Stability Ball Ab Exercises
CLICK HERE for a FREE WORKOUT!! www.TurbulenceTraining.com and Here are my 3 favourite stability ball ab exercises that can be done at home and will build your abdominals to give you that six pack look. The first exercise is the stability ball rollout. So to get into starting position, kneel on a mat, with your body in an upright position and hands on the ball. Now, roll out for a count of 3 seconds, stretching your abs, and then return to the starting position by contracting your abs for a 2 second count. Perform a total of 10 repetitions for this exercise. After the stability ball rollout, the next exercise to perform is the stability ball jackknife. There are a couple of ways this abs exercise can be done; one, with your elbows on a bench and feet on the stability ball, or alternatively, with your hands on the ground and your body in the pushup position. For the purposes of this explanation, I am going to do it with my elbows on the bench. So to start, place your body in a plank position with your elbows on the bench and feet on the stability ball. Next, while bracing your abs, tuck your knees up to your chest and back out again. This abs exercise although very effective is not quite as hard as the stability ball rollout. The third exercise of the stability ball triset is the plank with elbows on the ball. According to Men’s Health, this exercise is 30% harder than a regular plank with elbows on the ground. So, to get in position, place your elbows on the ball and your …
Video Rating: 4 / 5

1eenia
wrote on 4 September 2010 at 18:22
wow you make it look so easy! i’ll try that tomorrow. but i don’t think it’s going to be that easy!!!
2mars405
wrote on 4 September 2010 at 18:31
Nice Video i am going try the work out. fix the sound tho you sounded like a transformer lol
3Randybcs
wrote on 4 September 2010 at 19:20
HOT STOCK TIP UEX-T
4dariunas
wrote on 4 September 2010 at 20:07
I really like that second excercise. The sibilance on your sound is horrific though ;(
5Piddaen
wrote on 4 September 2010 at 21:04
nice vid, terrible sound
6cyanideandhappiness7
wrote on 4 September 2010 at 21:48
most stability ball are filled with sand so they dont roll.
7girlygirlaura
wrote on 4 September 2010 at 21:53
on the second exercise, how do you keep the ball from rolling away?
8Chelly181
wrote on 4 September 2010 at 22:43
thanks.. Im a chuck taylor fan.. I notice those shoes before I notice the face,
9408Medicalfire
wrote on 4 September 2010 at 23:18
@Chelly181 LMAO, classic.
10schwabbamoose
wrote on 4 September 2010 at 23:46
@Chelly181 They make good workout shoes, no injury-causing springiness you get with running shoes.
11jjfremen
wrote on 5 September 2010 at 0:25
good man.. just… fix your audio
12stillazn
wrote on 5 September 2010 at 0:53
are there books on Turbulence Training in stores?
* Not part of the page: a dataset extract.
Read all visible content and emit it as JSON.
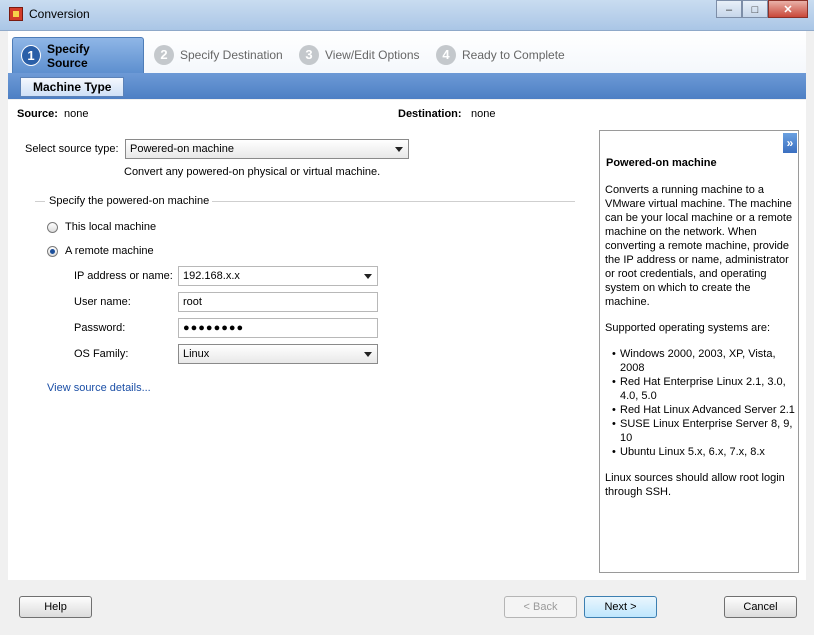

I just wanna know….please?
13Chelly181
wrote on 5 September 2010 at 1:39
Nice Converse
14yraellie
wrote on 5 September 2010 at 2:11
quality sucks.
15Usada1215
wrote on 5 September 2010 at 2:25
your arm and shoulder muscles are a little weak just work on them a little =)
16malenkytoys
wrote on 5 September 2010 at 3:15
you got a little bit of video lisp going on in there….HARD
17Pleasestopissinmeoff
wrote on 5 September 2010 at 3:39
I like to do that last one with a needle in my mouth to pop the ball for 10 sets. So you will need 10 balls a week to do my advanced ball blasting ab workout.
18gazelle109
wrote on 5 September 2010 at 4:12
nice workouts chuck taylors
19ltethan649
wrote on 5 September 2010 at 4:52
keep back stright
20hollowmenrule
wrote on 5 September 2010 at 5:23
thanks good stuff, i’ve had my s.b. for a while, figured i might as well find new stuff (or any, lol) to do, great examples and clearly shown
21immortaltako
wrote on 5 September 2010 at 6:03
I was kinda having the same problem. but i try to keep my head up, looking straight forward as I do the stability ball roll out
22grapetwistersoda
wrote on 5 September 2010 at 6:09
when i do this i feel it in my arms and shoulders, what am i doing wrong? o.0
23vozerron
wrote on 5 September 2010 at 6:46
very useful
24dramerican
wrote on 5 September 2010 at 7:11
high quality
25jonnyfortycoats
wrote on 5 September 2010 at 7:28
make sure your back is not arched. keep it flat. rotating your hips slightly forward may help.